The other societal phenomenon that makes today’s adolescent more likely to have problems is the freedom most children are given at an early age. In many modern homes, children have their own room, their own TV, their own computer giving them a degree of independence that was unknown until recently. Add to this the almost universal teenage driver’s license and often free use of a car, and you have a recipe for disaster. The teens who don’t kill themselves (and their friends) by driving insanely drive themselves into all sorts of places they would not otherwise be able to access. Prognosis: trouble.

One would hope that teens from Christian homes would be spared these temptations. As a teacher in Christian high schools for many years, I have witnessed the evidence that this is too often not the case. In fact, it seems as if the children from stricter parents tend to push the limits even harder than their less restricted peers. I cannot count the number of times I have heard teens say they despise rules when the reasons for the rules are not explained to them in any acceptable way. When petty infractions incur draconian discipline, many teens decide that all rules were made to be broken. I have seen many disasters including suicide committed by teens who could not bear up under the seeming mindlessness of their parents’ requirements.

One can understand the frustration that caused Mark Twain to quip, “When a boy turns 13, put him in a barrel and feed him through a knot hole. When he turns 16, plug up the hole.” Overkill, yes, but understandable. Children differ in how they react to adolescent trials and must be treated accordingly. As I watched things in the home where I grew up, I saw everything from complete compliance in one of my siblings to near disastrous rebellion in another. There is no one-size-fits-all approach as Twain humorously suggested.

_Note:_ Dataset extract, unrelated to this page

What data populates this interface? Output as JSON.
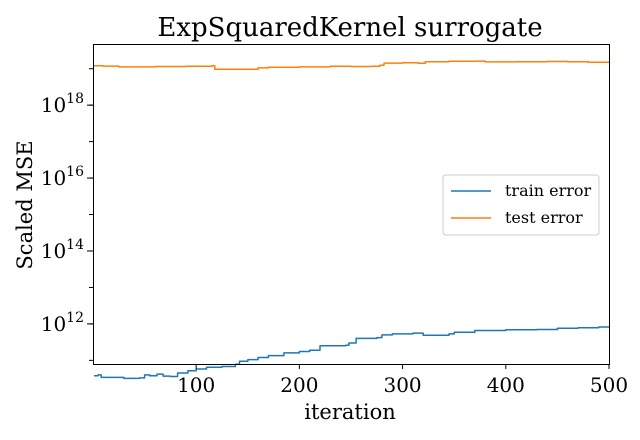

The Bible principle that best instructs parents on this issue is found in the often quoted, often misunderstood Proverbs 22:6, “Train up a child in the way he should go, and when he is old he will not depart from it.” This is often misunderstood as meaning that parents can mold a child in the way they think he should go: make rules for him to follow. I don’t think this is what the Teacher intended. Hebrew is a picture language, and the picture painted in this verse is instructive. A literal translation might read, “Begin training your youngster according to his tastes (literally: mouth)….” Many parents do take the mouth analogy seriously, thinking of a horse’s bit that forces the way. I prefer to see it as a call to find out the child’s interests and talents and help him develop them. Naturally, if a child “likes” breaking things and hurting people, this does not apply. But generally, children gravitate toward things they enjoy, and they can succeed at. Here is where the parents “lead.”

This idea of helping a child find his sweet spot in life is a metaphor for what God does with His children, I think. He places His Spirit within us at [re]birth, and the idea is that we will develop the natural talents we are given alongside the spiritual gifts God provides each one of us. If we allow God to “train us up in the way we should go,” when we mature in Christ, we will find satisfaction and have no desire to, “depart from [God’s plan for us.]” I’m glad God’s treatment is not like Mark Twain suggested but instead of stifling us, He “provides us all things richly for [our] enjoyment.” That enjoyment is doubled when we seek His path for us and walk in it.